Research Team at Deutsche Bank points out that after Article 50 is triggered, sequencing is the key that opens all doors to Brexit and the current timeframe to conclude negotiations is unrealistic particularly if the deal requires ratification from all EU national parliaments (a mixed agreement).

Key Quotes

“The UK and EU27 must find a way to conclude a transitional deal without a lengthy sign-off process or the UK will drop out of the EU in March 2019 with no deal.”

“A transitional deal will be tricky but not impossible. Turkey shows the customs union is not intimately bound to the Single Market. The EEA Treaty might also provide a template. But the UK will have to accept budget contributions, pooling of sovereignty and compromise on freedom of movement.”

“Politics is the main risk. Behind the bluster, Secretary of State Davis has struck a more moderate tone in parliamentary testimony. But we are concerned the current strategy for a broad-based trade deal by 2019 risks jeopardizing the chances of a transitional agreement. The government’s wafer-thin majority in parliament has also yet to be resolved. Eurosceptic Conservative MPs and the right-wing UK press will push for a clean break, constraining Prime Minister May’s ability to compromise. An early general election would dilute their influence.”
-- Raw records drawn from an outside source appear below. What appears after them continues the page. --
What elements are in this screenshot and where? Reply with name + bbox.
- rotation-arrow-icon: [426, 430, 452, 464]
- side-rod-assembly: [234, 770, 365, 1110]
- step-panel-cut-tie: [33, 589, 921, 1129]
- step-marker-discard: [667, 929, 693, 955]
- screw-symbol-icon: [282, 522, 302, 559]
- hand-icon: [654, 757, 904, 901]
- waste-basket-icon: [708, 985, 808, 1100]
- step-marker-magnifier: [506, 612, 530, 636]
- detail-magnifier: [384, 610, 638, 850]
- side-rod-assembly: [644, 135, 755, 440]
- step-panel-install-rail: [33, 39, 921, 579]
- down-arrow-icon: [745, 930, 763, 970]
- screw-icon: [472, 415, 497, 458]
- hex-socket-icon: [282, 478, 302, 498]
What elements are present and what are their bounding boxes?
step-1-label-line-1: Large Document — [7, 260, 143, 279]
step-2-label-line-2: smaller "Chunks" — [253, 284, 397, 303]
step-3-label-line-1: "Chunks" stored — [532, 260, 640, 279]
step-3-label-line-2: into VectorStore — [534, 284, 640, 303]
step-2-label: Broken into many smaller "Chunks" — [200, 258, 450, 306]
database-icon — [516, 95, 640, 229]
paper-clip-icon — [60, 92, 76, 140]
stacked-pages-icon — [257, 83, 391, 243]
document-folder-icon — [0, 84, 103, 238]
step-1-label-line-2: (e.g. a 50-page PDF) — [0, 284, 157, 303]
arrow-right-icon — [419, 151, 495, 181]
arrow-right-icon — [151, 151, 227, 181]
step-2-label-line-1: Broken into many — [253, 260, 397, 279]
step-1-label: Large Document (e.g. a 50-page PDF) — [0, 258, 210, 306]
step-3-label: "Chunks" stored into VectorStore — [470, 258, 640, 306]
“Politics will be equally problematic for the EU27. With populism increasingly felt across the continent, the EU must take account of the threat a successful Brexit would present of the European project. The differing national interests of EU27 states will be a theme of talks. Most importantly, Brexit negotiations are just one of several competing priorities for the EU over the next two years.”

“Economically, the UK must prevent a sudden exit from the customs union in March 2019 or risk seeing huge disruption to existing business models. It is also in the UK and EU’s interest to seek short-term regulatory equivalence for financial services, but this will be unsustainable long term due to regulatory divergence and the risks the City would pose for the Eurozone. The future for other service industries, making up over thirty percent of UK exports, looks bleak unless an EEA approach is pursued.”

“The UK’s ability to conduct third-country free trade deals is at best a redherring and at worst a waste of time and energy. They will face political, technical and structural headwinds. The primary focus of the negotiations must be to conclude a deal with the EU. Only once this is achieved should attention be turned to the rest of the world.”

“UK economic growth following last year’s referendum confounded pessimistic forecasts, but is unlikely to continue. There is growing evidence of the real income shock. The Bank of England seems to feel under pressure from rising inflation and robust growth to hike rates, but with little evidence of rising wages, caution on monetary policy is likely to prevail in the near term.”

“Medium-term, the success of a post-Brexit UK will rest on the industrial strategy. This is particularly true if net migration begins to fall, weakening demographics. The strategy should maximize the UK’s strengths in high tech manufacturing and education, but is not yet ambitious enough.”

“The market should hope for the best but plan for the worst. Time constraints, the scale and complexity of talks and the threat that a soft deal represents to EU means the UK faces an uphill battle to avoid a hard outcome. The political difficulties only look resolvable with an early UK general election. Our base case is that the UK will eventually compromise, but this will depend on a weakening economy and market pressure, with a full cliff-edge Brexit likely to be fully priced at some point in the next two years.”